Non so se rifarei una conduzione perché non so se, anche fisicamente, riuscirei a sostenerla. Carlo Conti ha un altro carattere, non è un passionale, è più calmo. Però le dico che la conduzione e la direzione artistica non possono più essere separate. Una volta tu avevi il 50% di spettacolo di cui si occupava il conduttore mentre dell’altro 50%, relativo alla scelta dei brani, poteva occuparsi un professionista che s’intendeva di discografia, come per me è stato Gianmarco Mazzi. Adesso si è visto che quello che piace alla gente è proprio il Festival della Canzone. A nessuno frega niente di sentire l’intervista di tizio o caio e le superstar internazionali non solo si promuovono sui social ma costerebbero troppo. Oggi, le interviste devono essere piccole punteggiature e gli spazi dei conduttori o quelli comici sono pochissimi: con 30 canzoni, dove vai? Lo spettacolo non c’è più: puoi averne un momento, come è stato in questa edizione con Jovanotti o con i Duran Duran. Ecco perché la direzione artistica diventa inscindibile da una conduzione che ormai è ‘in sottrazione’. Scegliendo le canzoni devi costruire un bel Sanremo.

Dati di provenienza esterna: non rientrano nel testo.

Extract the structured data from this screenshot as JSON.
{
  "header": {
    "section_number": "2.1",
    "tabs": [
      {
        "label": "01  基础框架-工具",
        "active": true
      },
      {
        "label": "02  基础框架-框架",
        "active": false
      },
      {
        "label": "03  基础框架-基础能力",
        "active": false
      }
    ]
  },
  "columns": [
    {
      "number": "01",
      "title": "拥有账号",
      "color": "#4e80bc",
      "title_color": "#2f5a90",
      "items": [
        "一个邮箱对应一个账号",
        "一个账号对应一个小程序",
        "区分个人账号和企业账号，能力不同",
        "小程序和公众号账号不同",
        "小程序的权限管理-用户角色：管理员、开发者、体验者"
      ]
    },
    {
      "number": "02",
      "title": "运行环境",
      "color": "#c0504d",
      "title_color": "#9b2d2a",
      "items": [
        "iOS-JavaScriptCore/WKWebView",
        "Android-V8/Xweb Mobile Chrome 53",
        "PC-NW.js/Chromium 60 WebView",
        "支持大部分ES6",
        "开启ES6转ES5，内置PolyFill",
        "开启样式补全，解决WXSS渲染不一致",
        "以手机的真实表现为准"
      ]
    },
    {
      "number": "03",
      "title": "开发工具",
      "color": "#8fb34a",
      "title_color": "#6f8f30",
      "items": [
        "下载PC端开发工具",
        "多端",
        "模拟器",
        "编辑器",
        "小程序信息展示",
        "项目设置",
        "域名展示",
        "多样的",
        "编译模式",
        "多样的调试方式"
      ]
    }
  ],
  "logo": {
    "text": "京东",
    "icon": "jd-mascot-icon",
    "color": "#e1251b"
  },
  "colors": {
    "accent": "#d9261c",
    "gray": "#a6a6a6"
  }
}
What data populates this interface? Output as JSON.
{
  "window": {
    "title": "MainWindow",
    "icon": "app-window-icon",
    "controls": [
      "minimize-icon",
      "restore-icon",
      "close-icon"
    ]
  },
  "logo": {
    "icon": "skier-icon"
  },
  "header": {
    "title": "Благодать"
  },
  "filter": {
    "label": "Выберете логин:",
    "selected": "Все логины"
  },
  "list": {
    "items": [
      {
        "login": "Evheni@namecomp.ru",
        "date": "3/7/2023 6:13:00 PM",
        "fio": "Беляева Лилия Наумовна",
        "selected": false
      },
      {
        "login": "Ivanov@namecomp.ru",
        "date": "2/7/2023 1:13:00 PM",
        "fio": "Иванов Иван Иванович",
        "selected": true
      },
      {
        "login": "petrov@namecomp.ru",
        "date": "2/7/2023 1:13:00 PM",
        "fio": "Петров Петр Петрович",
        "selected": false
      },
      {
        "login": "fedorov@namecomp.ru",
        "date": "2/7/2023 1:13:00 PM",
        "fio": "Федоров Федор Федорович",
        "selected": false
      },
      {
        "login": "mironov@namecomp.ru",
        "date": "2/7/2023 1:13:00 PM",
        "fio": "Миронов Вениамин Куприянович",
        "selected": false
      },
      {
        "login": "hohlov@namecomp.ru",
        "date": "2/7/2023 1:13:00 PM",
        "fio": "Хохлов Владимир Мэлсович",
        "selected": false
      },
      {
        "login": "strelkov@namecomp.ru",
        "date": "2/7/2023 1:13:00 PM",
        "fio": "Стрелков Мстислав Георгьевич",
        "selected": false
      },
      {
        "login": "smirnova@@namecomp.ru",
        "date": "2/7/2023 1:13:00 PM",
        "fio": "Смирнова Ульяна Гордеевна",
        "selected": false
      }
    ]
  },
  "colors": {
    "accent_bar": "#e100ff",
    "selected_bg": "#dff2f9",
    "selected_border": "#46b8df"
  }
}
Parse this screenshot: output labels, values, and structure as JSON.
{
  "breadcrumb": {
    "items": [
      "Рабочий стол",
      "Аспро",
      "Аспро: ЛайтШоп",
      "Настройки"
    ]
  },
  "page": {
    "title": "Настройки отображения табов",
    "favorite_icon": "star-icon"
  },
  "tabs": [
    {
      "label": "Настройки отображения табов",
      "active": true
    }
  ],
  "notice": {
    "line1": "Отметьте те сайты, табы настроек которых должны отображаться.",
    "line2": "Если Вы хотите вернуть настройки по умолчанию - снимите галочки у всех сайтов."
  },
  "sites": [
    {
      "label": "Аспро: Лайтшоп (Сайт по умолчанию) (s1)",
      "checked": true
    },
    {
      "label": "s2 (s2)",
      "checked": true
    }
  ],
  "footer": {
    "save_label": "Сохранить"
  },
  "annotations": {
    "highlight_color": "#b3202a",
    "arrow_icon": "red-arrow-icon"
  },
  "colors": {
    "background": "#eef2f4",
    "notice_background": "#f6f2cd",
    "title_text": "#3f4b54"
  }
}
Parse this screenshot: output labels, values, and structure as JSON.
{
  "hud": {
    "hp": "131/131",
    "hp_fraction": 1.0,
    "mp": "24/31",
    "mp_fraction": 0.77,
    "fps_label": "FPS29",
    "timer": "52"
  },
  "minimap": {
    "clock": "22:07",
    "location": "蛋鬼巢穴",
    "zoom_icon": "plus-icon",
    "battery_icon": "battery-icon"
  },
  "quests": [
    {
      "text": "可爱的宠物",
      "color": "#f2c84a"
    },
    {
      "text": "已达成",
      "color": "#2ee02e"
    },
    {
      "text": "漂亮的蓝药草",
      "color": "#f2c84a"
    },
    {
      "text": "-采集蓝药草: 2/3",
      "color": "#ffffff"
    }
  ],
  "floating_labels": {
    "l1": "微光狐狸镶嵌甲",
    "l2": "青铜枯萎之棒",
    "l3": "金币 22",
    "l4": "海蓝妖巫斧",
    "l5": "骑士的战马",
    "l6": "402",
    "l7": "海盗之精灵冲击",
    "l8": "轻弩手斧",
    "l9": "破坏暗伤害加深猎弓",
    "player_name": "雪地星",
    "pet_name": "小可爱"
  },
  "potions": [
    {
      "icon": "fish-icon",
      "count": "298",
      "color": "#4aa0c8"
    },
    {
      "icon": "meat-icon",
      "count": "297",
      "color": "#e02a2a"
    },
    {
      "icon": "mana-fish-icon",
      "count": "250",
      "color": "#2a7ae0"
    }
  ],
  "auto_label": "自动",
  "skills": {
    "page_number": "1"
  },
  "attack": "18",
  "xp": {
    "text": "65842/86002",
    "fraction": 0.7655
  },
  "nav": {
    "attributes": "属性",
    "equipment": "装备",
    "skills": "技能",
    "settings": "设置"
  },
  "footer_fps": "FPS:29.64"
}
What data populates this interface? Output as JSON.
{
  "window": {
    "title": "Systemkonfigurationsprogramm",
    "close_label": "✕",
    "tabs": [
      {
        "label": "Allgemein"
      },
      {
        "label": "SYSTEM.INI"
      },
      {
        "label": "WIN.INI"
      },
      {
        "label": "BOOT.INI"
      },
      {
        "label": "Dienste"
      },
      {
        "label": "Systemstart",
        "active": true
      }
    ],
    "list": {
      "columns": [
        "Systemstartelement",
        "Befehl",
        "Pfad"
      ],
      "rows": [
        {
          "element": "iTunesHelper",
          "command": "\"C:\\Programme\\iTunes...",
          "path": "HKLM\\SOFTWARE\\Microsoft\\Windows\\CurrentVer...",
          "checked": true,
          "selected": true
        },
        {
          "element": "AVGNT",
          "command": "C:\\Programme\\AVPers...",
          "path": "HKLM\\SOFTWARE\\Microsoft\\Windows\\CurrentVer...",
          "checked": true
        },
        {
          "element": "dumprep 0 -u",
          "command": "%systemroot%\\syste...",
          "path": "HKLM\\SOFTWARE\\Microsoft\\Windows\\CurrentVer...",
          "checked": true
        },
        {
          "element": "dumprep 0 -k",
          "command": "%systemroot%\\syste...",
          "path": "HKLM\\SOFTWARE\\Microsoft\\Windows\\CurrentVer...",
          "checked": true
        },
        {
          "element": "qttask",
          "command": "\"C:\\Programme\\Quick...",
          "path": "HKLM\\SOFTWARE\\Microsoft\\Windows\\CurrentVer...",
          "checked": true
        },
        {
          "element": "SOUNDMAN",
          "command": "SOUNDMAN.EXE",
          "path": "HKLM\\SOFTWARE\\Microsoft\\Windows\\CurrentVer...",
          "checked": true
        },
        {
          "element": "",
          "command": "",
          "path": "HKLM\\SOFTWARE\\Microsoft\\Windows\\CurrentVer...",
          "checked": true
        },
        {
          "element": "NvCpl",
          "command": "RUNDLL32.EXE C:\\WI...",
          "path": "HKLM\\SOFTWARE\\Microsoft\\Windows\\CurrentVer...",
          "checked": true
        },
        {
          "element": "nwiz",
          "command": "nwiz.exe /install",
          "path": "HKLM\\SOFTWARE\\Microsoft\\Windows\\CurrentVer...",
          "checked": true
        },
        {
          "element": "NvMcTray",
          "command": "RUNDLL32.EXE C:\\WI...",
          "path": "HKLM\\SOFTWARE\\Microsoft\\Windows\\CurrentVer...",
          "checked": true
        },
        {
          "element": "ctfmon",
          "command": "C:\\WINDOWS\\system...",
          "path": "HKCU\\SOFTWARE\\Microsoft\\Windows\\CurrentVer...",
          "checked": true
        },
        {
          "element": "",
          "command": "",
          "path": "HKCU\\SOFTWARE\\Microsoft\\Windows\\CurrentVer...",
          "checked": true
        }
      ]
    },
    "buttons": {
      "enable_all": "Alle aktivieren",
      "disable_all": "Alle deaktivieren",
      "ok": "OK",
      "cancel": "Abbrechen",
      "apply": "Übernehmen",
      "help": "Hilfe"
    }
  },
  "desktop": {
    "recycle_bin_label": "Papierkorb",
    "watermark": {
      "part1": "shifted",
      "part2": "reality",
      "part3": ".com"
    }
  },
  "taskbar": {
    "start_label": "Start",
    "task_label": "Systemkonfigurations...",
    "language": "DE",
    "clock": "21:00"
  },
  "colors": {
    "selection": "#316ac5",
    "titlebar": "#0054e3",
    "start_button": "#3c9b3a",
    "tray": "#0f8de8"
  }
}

Il doppio incarico diventa necessario. Quindi lo accetterebbe?
Certo varrebbe anche per me, ma io ormai sono troppo vecchia… Ora lo fa Carlo (Conti, nda), non so se due o tre anni, poi lo farà De Martino che è govane e rampante, oppure Alessandro Cattelan: è giusto che lo faccia la nuova generazione. Io l’ho fatto tante volte, sono salita tante volte su quel palco…
Si è parlato molto della mancanza delle donne sul podio ma, allo stesso tempo, si sono lette parole offensive verso una donna, Marta Donà che, da dietro le quinte, è arrivata alla vittoria di Saremo per la quarta volta, quest’anno con Olly.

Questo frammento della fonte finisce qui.